A new study of 75-80-year-olds has found that they are walking nearly 1mph faster than they were 30 years ago due to better hygiene, nutrition and healthcare. Which means that I have got a lot of speeding up to do in the next 10 years as I have noticeably slowed down since my 40s. It also makes me wonder just how slowly many 75-80-year-olds were walking when they were in their late 40s, because although I am regularly overtaken by younger people with much shorter legs than me – being tall has proved to be no advantage – I can still keep up with most people 10 years older than me with the exception of my good friend John Sutherland, who regularly cranks out 20,000 steps a day and has to slow down when we’re out together. In my defence, the knee replacement surgery that I had 10 years ago and imagined was going to up my average speed has not proved the gamechanger I had hoped; rather it has in fact slowed me down, as I can’t go much further than a mile without my knee aching and swelling up. Though that still is a slight improvement on what it was, even if it still makes going for walks on holiday with friends the same age as me something of an ordeal, as invariably I have been dropped by the main group within the first 15 minutes and am left to plod on alone unless someone feels sorry for me and hangs back. It’s not great for someone with low self-worth at the best of times and I often wonder if people are walking deliberately fast just so they don’t have to listen to me moaning. I think I will stick to the exercise bike that has proved a life-saver throughout lockdown. There’s no knee pain and after an hour’s hard cycling going nowhere my anxiety levels are just about manageable.

Friday

Carrie Symonds clearly doesn’t worry about money as much as Boris Johnson as she has been off on a mini-break to Lake Como, where she is reportedly staying in a £600-per-night hotel. It may not be the best of looks in the week the government has been saying many more people are likely to struggle financially, but I can’t help having some sympathy with her.
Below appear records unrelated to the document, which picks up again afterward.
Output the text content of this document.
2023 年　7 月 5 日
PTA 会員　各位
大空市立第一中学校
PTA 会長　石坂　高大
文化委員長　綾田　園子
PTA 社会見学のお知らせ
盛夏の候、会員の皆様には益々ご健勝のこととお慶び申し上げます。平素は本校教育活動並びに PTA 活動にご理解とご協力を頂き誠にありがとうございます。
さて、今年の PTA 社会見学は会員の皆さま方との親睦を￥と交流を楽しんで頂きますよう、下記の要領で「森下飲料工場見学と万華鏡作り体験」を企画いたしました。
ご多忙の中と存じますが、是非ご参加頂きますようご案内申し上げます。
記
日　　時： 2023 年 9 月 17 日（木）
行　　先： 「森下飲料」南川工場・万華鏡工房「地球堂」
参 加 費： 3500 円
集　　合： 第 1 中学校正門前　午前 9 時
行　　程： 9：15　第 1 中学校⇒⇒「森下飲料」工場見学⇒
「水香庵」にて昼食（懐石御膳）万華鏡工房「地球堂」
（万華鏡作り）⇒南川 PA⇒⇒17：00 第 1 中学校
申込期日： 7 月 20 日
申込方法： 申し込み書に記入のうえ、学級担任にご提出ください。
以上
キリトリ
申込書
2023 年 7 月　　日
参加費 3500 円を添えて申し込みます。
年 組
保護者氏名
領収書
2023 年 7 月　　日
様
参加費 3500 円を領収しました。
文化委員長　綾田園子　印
I may not share her budget, but I do share the feeling of wanting to store up some nice memories to carry through the winter. In the early days of the pandemic there was always the feeling that at least we had the long summer evenings to look forward to and that maybe things wouldn’t be as bad as we feared. Now, with 55,000 dead in the UK and no end to the coronavirus in sight even my good friend Simon is depressed. Normally he can be relied on for an upbeat take on almost everything, but when we spoke yesterday he was almost as catatonic as me. The long nights and cold days get to me even in a normal year and now the prospect of the clocks going back in under a month’s time fills me with dread. So I have been conscious of trying to make the best of things before they get worse. It’s the uncertainty as much as anything else that is getting to me. Tomorrow we have decided to go down to Brighton to see our son – partly because we haven’t seen him for a while and miss him – but also because we can’t be sure the restrictions won’t have changed by next weekend, making it impossible for us to see him for the foreseeable future. I will almost certainly cry on the way home. Then I often do. On the upside I have done my civic duty by downloading the government’s “world-beating” Covid app. Right now it tells me that the risk level in my area is “medium” and that it is scanning for something that it hasn’t found. Which I assume is a good thing, rather than a sign that it isn’t working. Onwards and sideways.